Amo i giochi che non hanno paura di essere difficili, e Into the Breach ha il coraggio di esserlo da subito, senza chiedere scusa, senza vaselina. Già nella prima missione, quando un tutorial leggero ed elegante spiega le basi del gioco, può finire tutto in tragedia. Nelle missioni successive si realizza che lo spawn dei nemici è spietato e che perdere palazzi e vite umane è facilissimo. Così facile che spesso e volentieri gli obiettivi secondari vengono ignorati bellamente, anche se sono fondamentali per accumulare risorse e sopravvivere alle fasi successive, che prevedibilmente diventano sempre più violente e spietate. Nel caso non si capisse, mentre batto sulla tastiera ho gli occhi a cuoricino.
Oltre che dalla raffinatezza del design, che crea continuamente situazioni nuove e intriganti partendo da pochissimi elementi base, sono completamente rapito dal ritmo delle partite, che fanno scattare il virtuoso/malefico meccanismo del "Ancora una missione, poi stacco". Se vi piacciono gli strategici a turni, vi avviso subito che rischiate di cadere in un pozzo simile a quello di Civilization, aggravato dalla consapevolezza che una campagna può finire in poco più di un'ora. Anzi, è più probabile che finisca dopo dieci minuti, perché quando ti muore il tuo pilota preferito alla seconda missione, ragequitti e chiudi il gioco. Però poi lo riapri, fai partire un'altra campagna, ti rendi conto che puoi sbloccare altre squadre, provare altre armi, potenziare diversamente i tuoi mech...

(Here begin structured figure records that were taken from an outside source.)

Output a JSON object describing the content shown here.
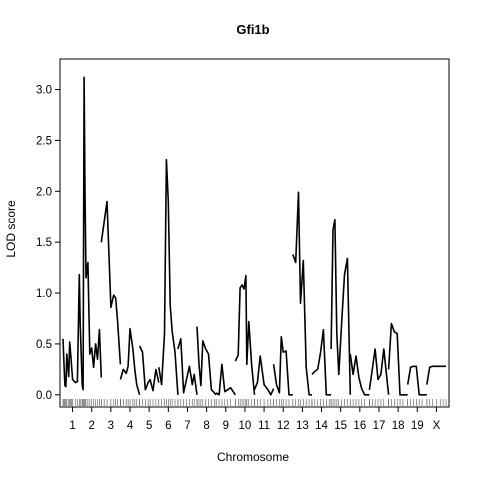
{
  "chart_data": {
    "type": "line",
    "title": "Gfi1b",
    "xlabel": "Chromosome",
    "ylabel": "LOD score",
    "ylim": [
      -0.12,
      3.3
    ],
    "yticks": [
      0.0,
      0.5,
      1.0,
      1.5,
      2.0,
      2.5,
      3.0
    ],
    "ytick_labels": [
      "0.0",
      "0.5",
      "1.0",
      "1.5",
      "2.0",
      "2.5",
      "3.0"
    ],
    "grid": false,
    "legend": "none",
    "line_color": "#000000",
    "chromosomes": [
      {
        "label": "1",
        "start": 0,
        "length": 20,
        "pos": [
          0,
          1,
          2,
          3,
          4,
          6,
          7,
          8,
          9,
          10,
          13,
          15,
          17,
          18,
          20
        ],
        "lod": [
          0.55,
          0.3,
          0.09,
          0.08,
          0.4,
          0.18,
          0.52,
          0.4,
          0.28,
          0.15,
          0.12,
          0.13,
          1.18,
          0.7,
          0.1
        ]
      },
      {
        "label": "2",
        "start": 20,
        "length": 20,
        "pos": [
          0,
          1,
          2,
          3,
          4,
          6,
          8,
          10,
          12,
          14,
          16,
          18,
          20
        ],
        "lod": [
          0.1,
          0.05,
          3.12,
          2.0,
          1.15,
          1.3,
          0.4,
          0.46,
          0.27,
          0.5,
          0.35,
          0.64,
          0.17
        ]
      },
      {
        "label": "3",
        "start": 40,
        "length": 20,
        "pos": [
          0,
          3,
          6,
          10,
          13,
          15,
          17,
          20
        ],
        "lod": [
          1.5,
          1.7,
          1.9,
          0.86,
          0.98,
          0.95,
          0.72,
          0.3
        ]
      },
      {
        "label": "4",
        "start": 60,
        "length": 20,
        "pos": [
          0,
          3,
          6,
          8,
          10,
          13,
          15,
          17,
          20
        ],
        "lod": [
          0.15,
          0.25,
          0.21,
          0.28,
          0.65,
          0.45,
          0.25,
          0.1,
          0.0
        ]
      },
      {
        "label": "5",
        "start": 80,
        "length": 20,
        "pos": [
          0,
          3,
          6,
          9,
          11,
          14,
          17,
          20
        ],
        "lod": [
          0.48,
          0.42,
          0.05,
          0.12,
          0.15,
          0.04,
          0.25,
          0.12
        ]
      },
      {
        "label": "6",
        "start": 100,
        "length": 20,
        "pos": [
          0,
          3,
          6,
          8,
          10,
          12,
          14,
          17,
          20
        ],
        "lod": [
          0.27,
          0.1,
          0.6,
          2.31,
          1.9,
          0.88,
          0.62,
          0.42,
          0.0
        ]
      },
      {
        "label": "7",
        "start": 120,
        "length": 20,
        "pos": [
          0,
          3,
          6,
          9,
          12,
          15,
          17,
          20
        ],
        "lod": [
          0.45,
          0.55,
          0.02,
          0.15,
          0.28,
          0.1,
          0.2,
          0.0
        ]
      },
      {
        "label": "8",
        "start": 140,
        "length": 20,
        "pos": [
          0,
          2,
          4,
          6,
          9,
          12,
          15,
          18,
          20
        ],
        "lod": [
          0.67,
          0.3,
          0.09,
          0.53,
          0.45,
          0.4,
          0.05,
          0.02,
          0.0
        ]
      },
      {
        "label": "9",
        "start": 160,
        "length": 20,
        "pos": [
          0,
          3,
          6,
          9,
          12,
          15,
          20
        ],
        "lod": [
          0.02,
          0.0,
          0.3,
          0.03,
          0.05,
          0.07,
          0.0
        ]
      },
      {
        "label": "10",
        "start": 180,
        "length": 20,
        "pos": [
          0,
          3,
          5,
          7,
          9,
          11,
          12,
          14,
          17,
          20
        ],
        "lod": [
          0.33,
          0.39,
          1.05,
          1.08,
          1.04,
          1.17,
          0.3,
          0.72,
          0.3,
          0.0
        ]
      },
      {
        "label": "11",
        "start": 200,
        "length": 20,
        "pos": [
          0,
          3,
          6,
          10,
          14,
          17,
          20
        ],
        "lod": [
          0.05,
          0.12,
          0.38,
          0.1,
          0.05,
          0.0,
          0.06
        ]
      },
      {
        "label": "12",
        "start": 220,
        "length": 20,
        "pos": [
          0,
          3,
          6,
          8,
          10,
          13,
          16,
          20
        ],
        "lod": [
          0.3,
          0.1,
          0.02,
          0.57,
          0.42,
          0.43,
          0.0,
          0.0
        ]
      },
      {
        "label": "13",
        "start": 240,
        "length": 20,
        "pos": [
          0,
          3,
          6,
          8,
          11,
          14,
          17,
          20
        ],
        "lod": [
          1.38,
          1.3,
          1.99,
          0.9,
          1.32,
          0.27,
          0.0,
          0.0
        ]
      },
      {
        "label": "14",
        "start": 260,
        "length": 20,
        "pos": [
          0,
          3,
          6,
          9,
          12,
          15,
          18,
          20
        ],
        "lod": [
          0.2,
          0.23,
          0.25,
          0.42,
          0.64,
          0.0,
          0.0,
          0.0
        ]
      },
      {
        "label": "15",
        "start": 280,
        "length": 20,
        "pos": [
          0,
          2,
          4,
          6,
          8,
          11,
          14,
          17,
          20
        ],
        "lod": [
          0.45,
          1.62,
          1.72,
          0.6,
          0.2,
          0.7,
          1.18,
          1.34,
          0.0
        ]
      },
      {
        "label": "16",
        "start": 300,
        "length": 20,
        "pos": [
          0,
          3,
          6,
          9,
          12,
          15,
          20
        ],
        "lod": [
          0.4,
          0.2,
          0.38,
          0.17,
          0.06,
          0.0,
          0.0
        ]
      },
      {
        "label": "17",
        "start": 320,
        "length": 20,
        "pos": [
          0,
          3,
          6,
          9,
          12,
          15,
          20
        ],
        "lod": [
          0.05,
          0.25,
          0.45,
          0.15,
          0.2,
          0.45,
          0.0
        ]
      },
      {
        "label": "18",
        "start": 340,
        "length": 20,
        "pos": [
          0,
          3,
          6,
          9,
          12,
          15,
          20
        ],
        "lod": [
          0.25,
          0.7,
          0.62,
          0.6,
          0.0,
          0.0,
          0.0
        ]
      },
      {
        "label": "19",
        "start": 360,
        "length": 20,
        "pos": [
          0,
          3,
          6,
          9,
          12,
          15,
          20
        ],
        "lod": [
          0.1,
          0.27,
          0.28,
          0.28,
          0.0,
          0.0,
          0.0
        ]
      },
      {
        "label": "X",
        "start": 380,
        "length": 20,
        "pos": [
          0,
          3,
          6,
          10,
          14,
          17,
          20
        ],
        "lod": [
          0.1,
          0.27,
          0.28,
          0.28,
          0.28,
          0.28,
          0.28
        ]
      }
    ]
  }
}
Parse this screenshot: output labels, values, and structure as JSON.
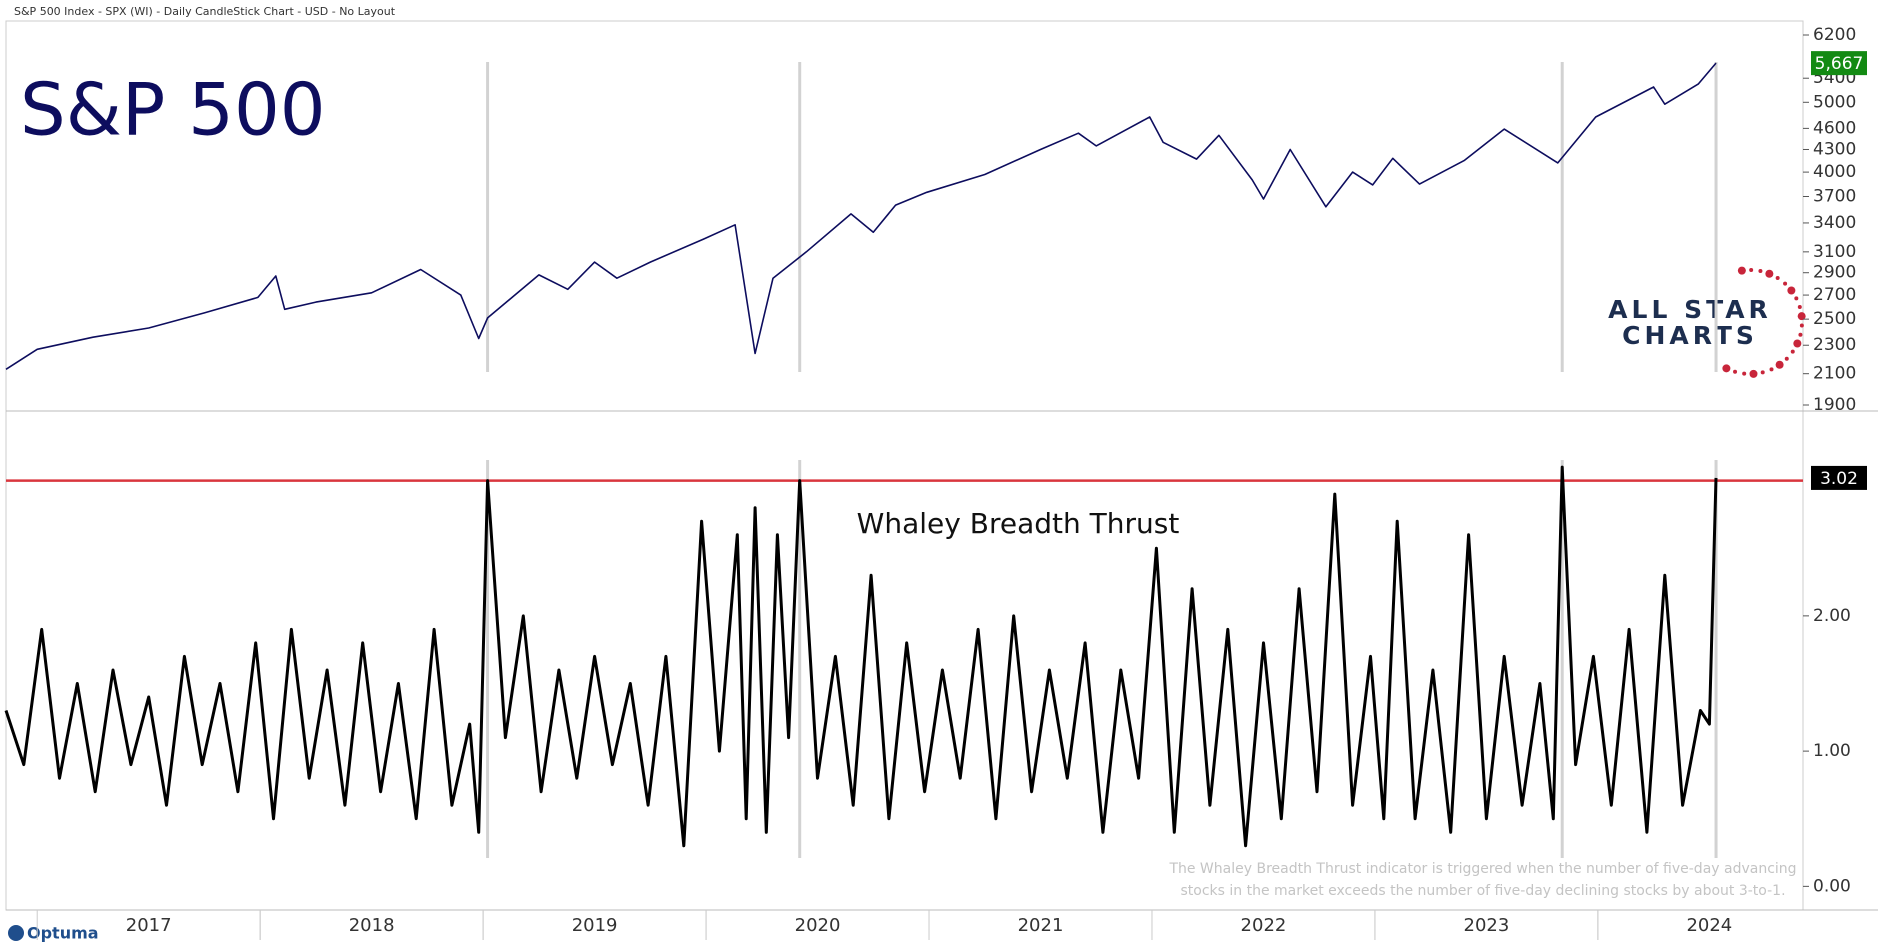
{
  "header": "S&P 500 Index - SPX (WI) - Daily CandleStick Chart - USD - No Layout",
  "logo": [
    "ALL STAR",
    "CHARTS"
  ],
  "footer": "Optuma",
  "chart_data": [
    {
      "type": "line",
      "title": "S&P 500",
      "log_scale": true,
      "color": "#0d0d5e",
      "x": [
        2016.86,
        2017.0,
        2017.25,
        2017.5,
        2017.75,
        2017.99,
        2018.07,
        2018.11,
        2018.25,
        2018.5,
        2018.72,
        2018.9,
        2018.98,
        2019.02,
        2019.25,
        2019.38,
        2019.5,
        2019.6,
        2019.75,
        2019.99,
        2020.13,
        2020.22,
        2020.3,
        2020.45,
        2020.65,
        2020.75,
        2020.85,
        2020.99,
        2021.25,
        2021.5,
        2021.67,
        2021.75,
        2021.99,
        2022.05,
        2022.2,
        2022.3,
        2022.45,
        2022.5,
        2022.62,
        2022.78,
        2022.9,
        2022.99,
        2023.08,
        2023.2,
        2023.4,
        2023.58,
        2023.82,
        2023.99,
        2024.25,
        2024.3,
        2024.45,
        2024.53
      ],
      "values": [
        2130,
        2270,
        2360,
        2430,
        2550,
        2680,
        2870,
        2580,
        2640,
        2720,
        2930,
        2700,
        2350,
        2510,
        2880,
        2750,
        3000,
        2850,
        3000,
        3230,
        3380,
        2240,
        2850,
        3100,
        3500,
        3300,
        3600,
        3750,
        3970,
        4300,
        4530,
        4350,
        4770,
        4400,
        4170,
        4500,
        3900,
        3670,
        4300,
        3580,
        4000,
        3840,
        4180,
        3850,
        4150,
        4590,
        4120,
        4770,
        5250,
        4970,
        5300,
        5667
      ],
      "last_value_label": "5,667",
      "last_value_color": "#138a13",
      "xlim": [
        2016.86,
        2024.92
      ],
      "ylim": [
        1900,
        6200
      ],
      "yticks": [
        1900,
        2100,
        2300,
        2500,
        2700,
        2900,
        3100,
        3400,
        3700,
        4000,
        4300,
        4600,
        5000,
        5400,
        6200
      ],
      "signals": [
        2019.02,
        2020.42,
        2023.84,
        2024.53
      ]
    },
    {
      "type": "line",
      "title": "Whaley Breadth Thrust",
      "color": "#000000",
      "x": [
        2016.86,
        2016.94,
        2017.02,
        2017.1,
        2017.18,
        2017.26,
        2017.34,
        2017.42,
        2017.5,
        2017.58,
        2017.66,
        2017.74,
        2017.82,
        2017.9,
        2017.98,
        2018.06,
        2018.14,
        2018.22,
        2018.3,
        2018.38,
        2018.46,
        2018.54,
        2018.62,
        2018.7,
        2018.78,
        2018.86,
        2018.94,
        2018.98,
        2019.02,
        2019.1,
        2019.18,
        2019.26,
        2019.34,
        2019.42,
        2019.5,
        2019.58,
        2019.66,
        2019.74,
        2019.82,
        2019.9,
        2019.98,
        2020.06,
        2020.14,
        2020.18,
        2020.22,
        2020.27,
        2020.32,
        2020.37,
        2020.42,
        2020.5,
        2020.58,
        2020.66,
        2020.74,
        2020.82,
        2020.9,
        2020.98,
        2021.06,
        2021.14,
        2021.22,
        2021.3,
        2021.38,
        2021.46,
        2021.54,
        2021.62,
        2021.7,
        2021.78,
        2021.86,
        2021.94,
        2022.02,
        2022.1,
        2022.18,
        2022.26,
        2022.34,
        2022.42,
        2022.5,
        2022.58,
        2022.66,
        2022.74,
        2022.82,
        2022.9,
        2022.98,
        2023.04,
        2023.1,
        2023.18,
        2023.26,
        2023.34,
        2023.42,
        2023.5,
        2023.58,
        2023.66,
        2023.74,
        2023.8,
        2023.84,
        2023.9,
        2023.98,
        2024.06,
        2024.14,
        2024.22,
        2024.3,
        2024.38,
        2024.46,
        2024.5,
        2024.53
      ],
      "values": [
        1.3,
        0.9,
        1.9,
        0.8,
        1.5,
        0.7,
        1.6,
        0.9,
        1.4,
        0.6,
        1.7,
        0.9,
        1.5,
        0.7,
        1.8,
        0.5,
        1.9,
        0.8,
        1.6,
        0.6,
        1.8,
        0.7,
        1.5,
        0.5,
        1.9,
        0.6,
        1.2,
        0.4,
        3.0,
        1.1,
        2.0,
        0.7,
        1.6,
        0.8,
        1.7,
        0.9,
        1.5,
        0.6,
        1.7,
        0.3,
        2.7,
        1.0,
        2.6,
        0.5,
        2.8,
        0.4,
        2.6,
        1.1,
        3.0,
        0.8,
        1.7,
        0.6,
        2.3,
        0.5,
        1.8,
        0.7,
        1.6,
        0.8,
        1.9,
        0.5,
        2.0,
        0.7,
        1.6,
        0.8,
        1.8,
        0.4,
        1.6,
        0.8,
        2.5,
        0.4,
        2.2,
        0.6,
        1.9,
        0.3,
        1.8,
        0.5,
        2.2,
        0.7,
        2.9,
        0.6,
        1.7,
        0.5,
        2.7,
        0.5,
        1.6,
        0.4,
        2.6,
        0.5,
        1.7,
        0.6,
        1.5,
        0.5,
        3.1,
        0.9,
        1.7,
        0.6,
        1.9,
        0.4,
        2.3,
        0.6,
        1.3,
        1.2,
        3.02
      ],
      "threshold": 3,
      "threshold_color": "#d9363e",
      "xlim": [
        2016.86,
        2024.92
      ],
      "xticks": [
        {
          "value": 2017.5,
          "label": "2017"
        },
        {
          "value": 2018.5,
          "label": "2018"
        },
        {
          "value": 2019.5,
          "label": "2019"
        },
        {
          "value": 2020.5,
          "label": "2020"
        },
        {
          "value": 2021.5,
          "label": "2021"
        },
        {
          "value": 2022.5,
          "label": "2022"
        },
        {
          "value": 2023.5,
          "label": "2023"
        },
        {
          "value": 2024.5,
          "label": "2024"
        }
      ],
      "ylim": [
        -0.16,
        3.5
      ],
      "yticks": [
        {
          "value": 0,
          "label": "0.00"
        },
        {
          "value": 1,
          "label": "1.00"
        },
        {
          "value": 2,
          "label": "2.00"
        }
      ],
      "signals": [
        2019.02,
        2020.42,
        2023.84,
        2024.53
      ],
      "note": [
        "The Whaley Breadth Thrust indicator is triggered when the number of five-day advancing",
        "stocks in the market exceeds the number of five-day declining stocks by about 3-to-1."
      ]
    }
  ]
}
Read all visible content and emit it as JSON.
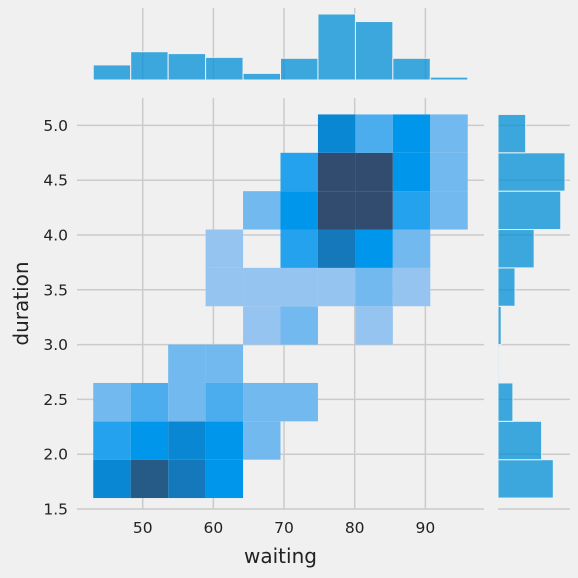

Ah, sì, perché poi ci sono i mech, che nel mio cuore infantile sono ancora la cosa più bella del mondo. Mech fighissimi, disegnati con uno stile pixelloso che piace persino a un fondamentalista del retrogaming come me. Insomma, è tutto giusto.
Sono felice di potermi rifugiare dentro Into the Breach. Sarà che il momento mi rende sentimentale anche verso i giochi indie, ma non riesco a trovargli un difetto e non starò certo a trovarlo col lanternino per sembrarvi un critico severo. Compratelo, amatelo, fatevi prendere a pisellate negli occhi dagli insetti.
Ho giocato a Into the Breach con un codice Steam ricevuto dagli sviluppatori, entrando in uno stato di catalessi e uscendone solo quando ero costretto ad andare a letto. Ho finito qualche volta la campagna, ho sbloccato quasi tutte le squadre e sono in scimmia durissima.